God did the tearing because of what had been accomplished by the long-promised and expected Messiah. Because there is a clear and direct association between Jesus’ death and the tearing of the veil, and because the veil, as we have seen from the Garden of Eden through the second temple, was the reminder of cursing and separation, its tearing meant that the curse had been broken. This is what would have been understood by those that witnessed the event, and by those that would read about the event. It was yet another chapter in Israel’s long, narrative history, and in God’s single plan of redemption for all of mankind.
Adam had been placed in the Garden of Eden. He had been created in God’s image. He failed and fell and brought a curse upon himself and this world. He was expelled from Eden and God placed cherubim at the entrance to that Garden, veiling man’s access to God’s place and to man’s purpose for which He had been created. Because Adam was the father of all of mankind, all that would follow from him would share in the curse that descended upon him. Because Adam had been given dominion over all of creation, the curse extended to the whole of creation as well. From that point in Genesis, up to and through the eleventh chapter, we see a world in decay, with murder and corruption and a flood of judgment that would ultimately serve to produce the even greater rebellion of the tower of Babel and its defiance of God, rather than repentance.

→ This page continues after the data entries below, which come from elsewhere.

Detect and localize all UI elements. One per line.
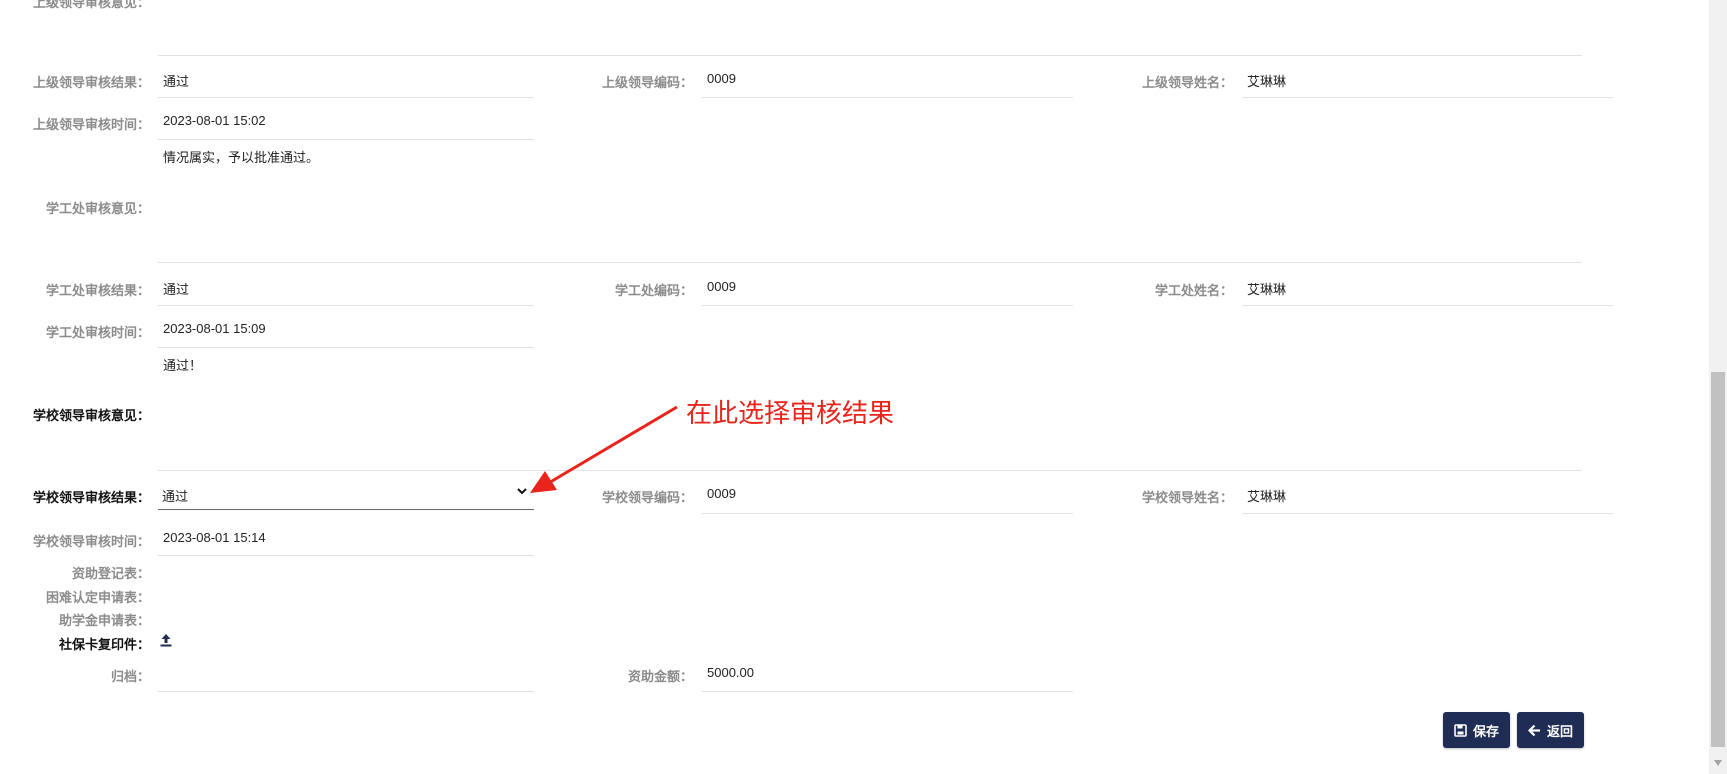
xgc-code-label: 学工处编码： (614, 283, 693, 298)
grant-form-label: 助学金申请表： (58, 613, 150, 628)
amount-label: 资助金额： (627, 669, 693, 684)
annotation-text: 在此选择审核结果 (686, 398, 895, 428)
xgc-opinion-text[interactable]: 通过！ (163, 355, 202, 374)
school-code-label: 学校领导编码： (601, 490, 693, 505)
leader-time-value[interactable]: 2023-08-01 15:02 (163, 113, 266, 128)
social-card-label: 社保卡复印件： (58, 637, 150, 652)
amount-value[interactable]: 5000.00 (707, 665, 754, 680)
school-opinion-label: 学校领导审核意见： (32, 408, 150, 423)
school-time-underline (158, 555, 534, 556)
leader-time-underline (158, 139, 534, 140)
leader-name-label: 上级领导姓名： (1141, 75, 1233, 90)
scrollbar-thumb[interactable] (1711, 372, 1725, 747)
leader-opinion-text[interactable]: 情况属实，予以批准通过。 (163, 147, 319, 166)
school-name-label: 学校领导姓名： (1141, 490, 1233, 505)
scroll-down-arrow-icon[interactable] (1713, 759, 1723, 767)
vertical-scrollbar[interactable] (1709, 0, 1727, 774)
upload-icon[interactable] (159, 633, 173, 647)
annotation-arrow (530, 405, 678, 493)
xgc-time-value[interactable]: 2023-08-01 15:09 (163, 321, 266, 336)
back-button-label: 返回 (1546, 723, 1573, 739)
school-time-label: 学校领导审核时间： (32, 534, 150, 549)
xgc-code-underline (702, 305, 1073, 306)
save-button[interactable]: 保存 (1443, 712, 1510, 748)
leader-code-value[interactable]: 0009 (707, 71, 736, 86)
school-name-value[interactable]: 艾琳琳 (1247, 486, 1286, 505)
xgc-time-label: 学工处审核时间： (45, 325, 150, 340)
arrow-left-icon (1527, 724, 1540, 736)
leader-name-value[interactable]: 艾琳琳 (1247, 71, 1286, 90)
xgc-name-label: 学工处姓名： (1154, 283, 1233, 298)
leader-name-underline (1242, 97, 1613, 98)
save-button-label: 保存 (1472, 723, 1499, 739)
school-opinion-underline (158, 470, 1582, 471)
amount-underline (702, 691, 1073, 692)
xgc-result-value[interactable]: 通过 (163, 279, 189, 298)
leader-code-label: 上级领导编码： (601, 75, 693, 90)
xgc-result-label: 学工处审核结果： (45, 283, 150, 298)
archive-underline (158, 691, 534, 692)
leader-opinion-underline (158, 55, 1582, 56)
leader-result-label: 上级领导审核结果： (32, 75, 150, 90)
leader-time-label: 上级领导审核时间： (32, 117, 150, 132)
annotation-arrow-line (546, 405, 678, 486)
xgc-name-value[interactable]: 艾琳琳 (1247, 279, 1286, 298)
leader-result-underline (158, 97, 534, 98)
save-icon (1454, 723, 1467, 737)
xgc-time-underline (158, 347, 534, 348)
xgc-opinion-underline (158, 262, 1582, 263)
school-code-value[interactable]: 0009 (707, 486, 736, 501)
xgc-opinion-label: 学工处审核意见： (45, 201, 150, 216)
leader-code-underline (702, 97, 1073, 98)
xgc-code-value[interactable]: 0009 (707, 279, 736, 294)
chevron-down-icon (517, 488, 527, 495)
archive-label: 归档： (110, 669, 150, 684)
school-result-select[interactable]: 通过 (158, 472, 534, 510)
school-result-selected: 通过 (162, 489, 189, 504)
leader-opinion-label-cut: 上级领导审核意见： (32, 0, 150, 10)
xgc-name-underline (1242, 305, 1613, 306)
leader-result-value[interactable]: 通过 (163, 71, 189, 90)
school-time-value[interactable]: 2023-08-01 15:14 (163, 530, 266, 545)
aid-form-label: 资助登记表： (71, 566, 150, 581)
school-name-underline (1242, 513, 1613, 514)
back-button[interactable]: 返回 (1517, 712, 1584, 748)
xgc-result-underline (158, 305, 534, 306)
school-result-label: 学校领导审核结果： (32, 490, 150, 505)
hardship-form-label: 困难认定申请表： (45, 590, 150, 605)
school-code-underline (702, 513, 1073, 514)
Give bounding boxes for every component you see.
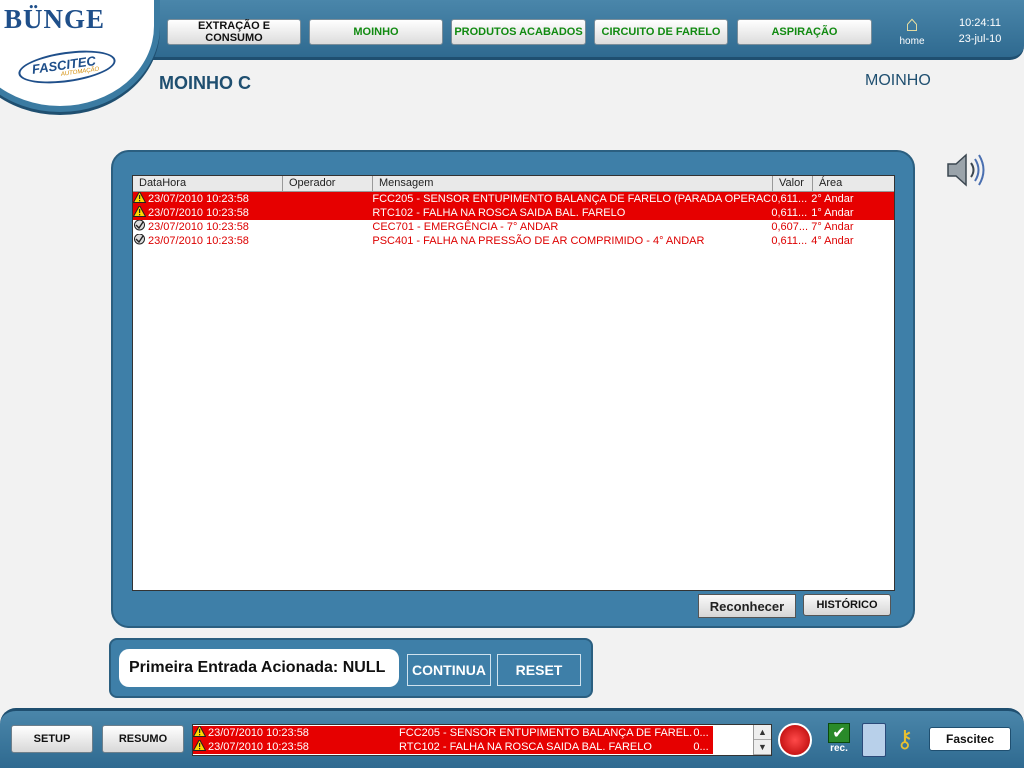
alarm-row[interactable]: 23/07/2010 10:23:58 PSC401 - FALHA NA PRE… [133,234,894,248]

In chapter twelve of Genesis, we are introduced to Abraham, and through a covenant with Abraham, all of which points to the singular seed of Abraham to come, as God begins to fulfill the promise of the seed to come that was given to Adam and Eve, God commences His providential working through history to deal with the evil that had been introduced into the world by the rebellion of those that He had created. That story progresses through Isaac and Jacob, on to as a whole Israel, is concentrated into the God’s dealings with Judah, and is consummated in Jesus, as the promised seed fulfills the promise of the Gospel that had been set forth in Genesis chapter three, crushing the serpent’s head while His own heel is bruised in the process.
Jesus, the One to Whom Paul refers as the second Adam, did not fail. He was faithful. By willingly going into death, He entered into the curse which Adam had wrought. His death, and the tearing of the veil in conjunction with that death, as it took the cherubim out of the way, re-opened mankind’s path to fellowship with God. The curse was broken. Death would no longer reign. New life was coming. Where the first Adam, and all that followed from him, were expelled from Eden, the second Adam, and all that follow Him through a unifying belief in Him as Lord and Savior and Redeemer, are now allowed to re-enter Eden. Where the first Adam had rejected and given up his rightful dominion of God’s perfect creation, the second Adam re-claimed that dominion, ushered in the long-expected kingdom of God on earth with the Messiah as its King, and introduced the renewal of creation through the power of the Resurrection. The veil had been torn.